O imperador orc apresentou-se ao líder elfo arrotando sua
habitual truculência e arrogância. Lembrou que vinha do império que tinha os
maiores porretes, e os guerreiros com mais sede de sangue. O elfo lembrou que seu
país era de uma cultura milenar e plural, pacificado com muito sacrifício, que
valorizava a arte, a filosofia, a alteridade e o bem-estar de cada elfo, de
cada vizinho de outro país, desde que fosse de paz. Não disse palavras para
dizer, mas o elfo esperava que o imperador orc visse que eram diferenças agudas.

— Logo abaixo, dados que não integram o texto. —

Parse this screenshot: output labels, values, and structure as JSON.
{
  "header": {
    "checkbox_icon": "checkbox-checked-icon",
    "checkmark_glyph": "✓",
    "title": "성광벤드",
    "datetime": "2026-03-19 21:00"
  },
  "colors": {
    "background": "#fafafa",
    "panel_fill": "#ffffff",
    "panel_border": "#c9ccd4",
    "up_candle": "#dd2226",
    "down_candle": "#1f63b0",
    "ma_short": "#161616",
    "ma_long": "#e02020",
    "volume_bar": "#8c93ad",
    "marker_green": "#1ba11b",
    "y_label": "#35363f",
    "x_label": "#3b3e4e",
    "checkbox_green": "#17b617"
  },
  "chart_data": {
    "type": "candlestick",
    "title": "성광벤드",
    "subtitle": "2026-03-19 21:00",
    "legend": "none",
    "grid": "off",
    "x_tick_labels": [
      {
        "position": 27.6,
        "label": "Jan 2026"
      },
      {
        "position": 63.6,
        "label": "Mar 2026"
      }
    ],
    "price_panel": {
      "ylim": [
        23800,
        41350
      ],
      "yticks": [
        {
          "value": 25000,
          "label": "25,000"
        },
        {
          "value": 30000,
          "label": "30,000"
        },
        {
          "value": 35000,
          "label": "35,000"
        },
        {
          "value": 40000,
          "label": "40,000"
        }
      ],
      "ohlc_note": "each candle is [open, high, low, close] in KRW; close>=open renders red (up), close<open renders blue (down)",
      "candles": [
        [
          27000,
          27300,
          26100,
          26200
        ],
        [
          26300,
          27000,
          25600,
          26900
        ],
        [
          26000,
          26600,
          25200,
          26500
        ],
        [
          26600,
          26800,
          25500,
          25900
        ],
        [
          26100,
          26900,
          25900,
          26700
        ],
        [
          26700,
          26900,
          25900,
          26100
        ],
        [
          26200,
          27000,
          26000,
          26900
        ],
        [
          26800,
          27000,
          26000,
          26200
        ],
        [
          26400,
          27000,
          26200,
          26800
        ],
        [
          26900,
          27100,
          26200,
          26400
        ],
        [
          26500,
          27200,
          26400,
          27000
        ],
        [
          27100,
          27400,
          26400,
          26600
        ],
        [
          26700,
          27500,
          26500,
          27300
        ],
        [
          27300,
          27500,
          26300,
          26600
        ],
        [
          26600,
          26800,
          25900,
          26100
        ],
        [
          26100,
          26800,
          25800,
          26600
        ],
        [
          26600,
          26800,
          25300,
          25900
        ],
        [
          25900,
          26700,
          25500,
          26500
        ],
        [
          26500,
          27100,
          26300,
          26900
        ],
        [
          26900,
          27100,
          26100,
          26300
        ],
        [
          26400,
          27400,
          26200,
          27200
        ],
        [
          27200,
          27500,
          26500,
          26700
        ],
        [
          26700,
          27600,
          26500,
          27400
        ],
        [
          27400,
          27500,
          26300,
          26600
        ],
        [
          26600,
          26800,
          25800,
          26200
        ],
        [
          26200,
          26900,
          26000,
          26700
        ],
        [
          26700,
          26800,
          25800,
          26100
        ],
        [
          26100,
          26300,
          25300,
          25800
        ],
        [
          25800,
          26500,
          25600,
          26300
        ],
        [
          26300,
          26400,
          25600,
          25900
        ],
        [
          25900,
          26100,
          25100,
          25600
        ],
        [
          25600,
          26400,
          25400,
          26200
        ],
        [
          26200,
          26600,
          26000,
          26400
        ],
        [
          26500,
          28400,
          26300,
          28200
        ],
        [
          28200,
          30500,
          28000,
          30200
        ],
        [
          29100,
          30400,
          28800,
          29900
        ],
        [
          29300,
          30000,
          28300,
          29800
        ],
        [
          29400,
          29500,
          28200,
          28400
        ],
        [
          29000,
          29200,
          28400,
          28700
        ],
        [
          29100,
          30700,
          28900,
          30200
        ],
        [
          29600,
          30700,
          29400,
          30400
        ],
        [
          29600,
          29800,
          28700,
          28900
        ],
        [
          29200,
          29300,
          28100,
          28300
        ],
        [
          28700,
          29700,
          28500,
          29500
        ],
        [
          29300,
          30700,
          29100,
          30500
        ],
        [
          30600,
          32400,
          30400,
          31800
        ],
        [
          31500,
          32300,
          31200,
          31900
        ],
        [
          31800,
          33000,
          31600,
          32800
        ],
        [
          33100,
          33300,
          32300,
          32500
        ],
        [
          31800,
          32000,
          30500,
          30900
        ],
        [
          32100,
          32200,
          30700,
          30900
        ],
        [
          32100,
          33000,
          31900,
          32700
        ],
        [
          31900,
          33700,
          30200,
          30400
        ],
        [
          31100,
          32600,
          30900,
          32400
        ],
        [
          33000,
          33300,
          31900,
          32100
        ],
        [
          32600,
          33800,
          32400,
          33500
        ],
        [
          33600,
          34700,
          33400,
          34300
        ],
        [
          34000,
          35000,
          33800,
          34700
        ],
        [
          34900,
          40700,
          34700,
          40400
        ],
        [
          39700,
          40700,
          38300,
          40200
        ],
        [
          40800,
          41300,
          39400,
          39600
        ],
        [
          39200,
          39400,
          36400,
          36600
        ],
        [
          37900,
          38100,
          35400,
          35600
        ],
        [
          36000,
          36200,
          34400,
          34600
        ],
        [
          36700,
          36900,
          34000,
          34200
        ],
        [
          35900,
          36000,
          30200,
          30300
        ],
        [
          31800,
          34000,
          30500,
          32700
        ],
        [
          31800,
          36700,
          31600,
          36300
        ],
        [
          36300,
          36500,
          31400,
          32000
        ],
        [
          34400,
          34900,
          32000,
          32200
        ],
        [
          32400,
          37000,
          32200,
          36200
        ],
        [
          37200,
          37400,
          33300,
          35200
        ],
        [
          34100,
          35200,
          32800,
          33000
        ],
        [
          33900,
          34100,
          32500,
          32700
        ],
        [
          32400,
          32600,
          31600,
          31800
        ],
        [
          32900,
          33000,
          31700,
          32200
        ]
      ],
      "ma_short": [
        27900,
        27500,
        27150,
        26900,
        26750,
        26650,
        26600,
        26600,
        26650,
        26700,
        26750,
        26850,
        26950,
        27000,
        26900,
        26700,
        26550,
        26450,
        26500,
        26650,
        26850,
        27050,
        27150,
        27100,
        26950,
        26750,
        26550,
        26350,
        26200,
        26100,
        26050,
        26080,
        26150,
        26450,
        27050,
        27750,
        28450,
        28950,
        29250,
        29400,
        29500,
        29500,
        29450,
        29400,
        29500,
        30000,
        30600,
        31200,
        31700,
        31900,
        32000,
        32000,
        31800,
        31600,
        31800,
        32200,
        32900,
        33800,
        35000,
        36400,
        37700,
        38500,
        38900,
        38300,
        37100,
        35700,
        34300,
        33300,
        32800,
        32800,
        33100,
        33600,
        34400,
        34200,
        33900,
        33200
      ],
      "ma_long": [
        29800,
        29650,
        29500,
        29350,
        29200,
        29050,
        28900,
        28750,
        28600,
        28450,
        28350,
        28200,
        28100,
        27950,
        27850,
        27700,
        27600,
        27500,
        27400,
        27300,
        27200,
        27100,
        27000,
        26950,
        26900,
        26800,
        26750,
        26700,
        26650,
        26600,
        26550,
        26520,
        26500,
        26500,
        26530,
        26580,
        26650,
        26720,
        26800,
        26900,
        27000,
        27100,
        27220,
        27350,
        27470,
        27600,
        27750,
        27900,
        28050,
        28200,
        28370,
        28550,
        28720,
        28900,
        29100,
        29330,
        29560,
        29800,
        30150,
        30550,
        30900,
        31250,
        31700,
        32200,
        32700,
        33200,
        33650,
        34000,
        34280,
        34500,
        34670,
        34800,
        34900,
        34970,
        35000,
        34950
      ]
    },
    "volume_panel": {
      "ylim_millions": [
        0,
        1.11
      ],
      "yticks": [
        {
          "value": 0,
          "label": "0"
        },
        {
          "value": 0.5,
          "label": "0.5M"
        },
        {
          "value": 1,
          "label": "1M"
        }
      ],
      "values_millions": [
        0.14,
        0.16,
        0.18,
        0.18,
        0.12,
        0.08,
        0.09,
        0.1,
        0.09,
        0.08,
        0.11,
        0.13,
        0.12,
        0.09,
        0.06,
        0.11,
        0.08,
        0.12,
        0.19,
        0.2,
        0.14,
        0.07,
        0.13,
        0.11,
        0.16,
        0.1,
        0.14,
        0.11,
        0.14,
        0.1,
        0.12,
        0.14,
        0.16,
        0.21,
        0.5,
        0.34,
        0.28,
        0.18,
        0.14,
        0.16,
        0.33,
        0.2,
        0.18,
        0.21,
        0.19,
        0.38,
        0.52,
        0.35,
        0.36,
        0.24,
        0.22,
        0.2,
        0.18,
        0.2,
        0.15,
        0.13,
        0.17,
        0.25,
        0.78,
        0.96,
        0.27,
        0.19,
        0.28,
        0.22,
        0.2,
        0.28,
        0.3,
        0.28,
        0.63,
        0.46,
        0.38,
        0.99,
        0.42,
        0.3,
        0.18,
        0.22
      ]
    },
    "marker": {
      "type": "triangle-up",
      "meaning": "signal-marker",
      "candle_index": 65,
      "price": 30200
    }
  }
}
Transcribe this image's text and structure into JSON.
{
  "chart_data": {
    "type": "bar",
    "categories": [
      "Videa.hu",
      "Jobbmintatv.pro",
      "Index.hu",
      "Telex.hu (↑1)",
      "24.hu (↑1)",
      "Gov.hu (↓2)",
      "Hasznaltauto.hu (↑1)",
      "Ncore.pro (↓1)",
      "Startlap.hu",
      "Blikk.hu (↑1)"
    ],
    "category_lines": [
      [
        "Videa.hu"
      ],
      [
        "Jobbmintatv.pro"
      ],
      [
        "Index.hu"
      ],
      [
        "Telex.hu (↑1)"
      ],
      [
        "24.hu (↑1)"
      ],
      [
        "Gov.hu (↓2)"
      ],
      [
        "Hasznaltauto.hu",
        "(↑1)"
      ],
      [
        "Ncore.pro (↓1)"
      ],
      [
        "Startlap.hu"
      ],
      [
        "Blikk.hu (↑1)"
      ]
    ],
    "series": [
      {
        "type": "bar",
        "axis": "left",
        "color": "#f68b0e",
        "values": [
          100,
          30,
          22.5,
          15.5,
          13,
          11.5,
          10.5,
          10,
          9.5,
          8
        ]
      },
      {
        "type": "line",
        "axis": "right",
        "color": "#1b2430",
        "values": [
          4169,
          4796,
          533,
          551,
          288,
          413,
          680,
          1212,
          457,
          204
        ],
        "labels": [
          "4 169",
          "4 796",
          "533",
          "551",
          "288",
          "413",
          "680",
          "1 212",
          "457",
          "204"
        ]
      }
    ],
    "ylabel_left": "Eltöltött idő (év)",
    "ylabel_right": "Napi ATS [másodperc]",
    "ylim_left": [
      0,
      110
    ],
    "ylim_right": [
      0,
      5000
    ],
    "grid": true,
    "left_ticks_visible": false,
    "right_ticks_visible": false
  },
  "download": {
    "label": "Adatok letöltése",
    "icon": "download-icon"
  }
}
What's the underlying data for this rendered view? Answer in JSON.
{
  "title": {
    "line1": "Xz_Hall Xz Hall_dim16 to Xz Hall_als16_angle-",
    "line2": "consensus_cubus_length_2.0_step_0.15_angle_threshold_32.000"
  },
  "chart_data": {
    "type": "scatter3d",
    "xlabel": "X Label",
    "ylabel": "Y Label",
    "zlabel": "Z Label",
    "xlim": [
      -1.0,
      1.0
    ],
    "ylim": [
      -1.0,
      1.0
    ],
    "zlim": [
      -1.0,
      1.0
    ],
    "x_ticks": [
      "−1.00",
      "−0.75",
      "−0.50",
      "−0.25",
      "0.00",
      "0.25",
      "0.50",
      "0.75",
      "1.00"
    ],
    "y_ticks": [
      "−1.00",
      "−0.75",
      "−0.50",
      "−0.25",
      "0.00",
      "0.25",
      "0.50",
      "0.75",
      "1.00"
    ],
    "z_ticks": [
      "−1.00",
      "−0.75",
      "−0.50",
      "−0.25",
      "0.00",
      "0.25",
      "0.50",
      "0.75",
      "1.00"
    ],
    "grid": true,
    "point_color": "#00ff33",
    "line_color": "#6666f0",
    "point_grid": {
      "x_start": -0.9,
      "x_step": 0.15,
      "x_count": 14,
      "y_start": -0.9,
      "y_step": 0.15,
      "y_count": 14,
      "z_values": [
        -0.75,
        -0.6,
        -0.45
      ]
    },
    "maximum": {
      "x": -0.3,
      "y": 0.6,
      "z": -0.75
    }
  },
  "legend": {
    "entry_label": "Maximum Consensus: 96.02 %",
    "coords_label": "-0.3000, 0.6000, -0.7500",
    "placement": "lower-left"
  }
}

O país dos orcs tinha só uns poucos séculos de existência, era povoado por
guerreiros que tinham nos seus porretes e em invasões seu principal meio de
vida.
Com o andamento das conversações, logo as razões da visita
foram se revelando: o imperador orc vinha interpelar a nação elfo sobre sua
interferência na recente malsucedida empreitada dos orcs contra a nação dos
anões do norte, esta vizinha do país dos elfos. O orc alegava que os anões
estariam construindo porretes e lanças que ameaçavam o mundo. Tinham que ser
detidos. Um segundo motivo para a visita era o pedido para que os elfos
apoiassem a liberação de rotas usadas pelos orcs e seus vassalos para o
transporte de mercadorias que eram a principal fonte de poder dos orcs. E que serviam
também aos elfos, daí a esperança numa união de ocasião para alcançar a um
interesse comum.
As tratativas logo deixaram o verniz da etiqueta
diplomática, e passaram à contundência do pragmatismo realista. O imperador orc
questionou, embora com alguma cautela, a informação de que os elfos tinham
emprestado seus falcões adestrados aos anões. Dos céus, os anões localizavam as
fortificações dos orcs, e só por isso tinham conseguido vantagens inesperadas. Firme
mas sereno, o líder elfo lembrou que os orcs emprestaram não só suas águias
predadoras, mas também cedeu seus porretes mais poderosos a seus aliados
mediterrâneos na guerra contra os anões.
O encontro parecia destinado ao fracasso, mas ainda havia
pendências pungentes. Veio à tona a questão da ilha do país dos elfos que se
tornara o refúgio de dissidentes. O país dos elfos tolerava-os e negociava, mas
os orcs queriam armá-los para disseminar a guerra. Enquanto condenavam à
asfixia um país insular vizinho do seu, pelo motivo dele resistir render-se à
intenção de se fazer ali cassinos e resorts para diversão de magnatas orcs.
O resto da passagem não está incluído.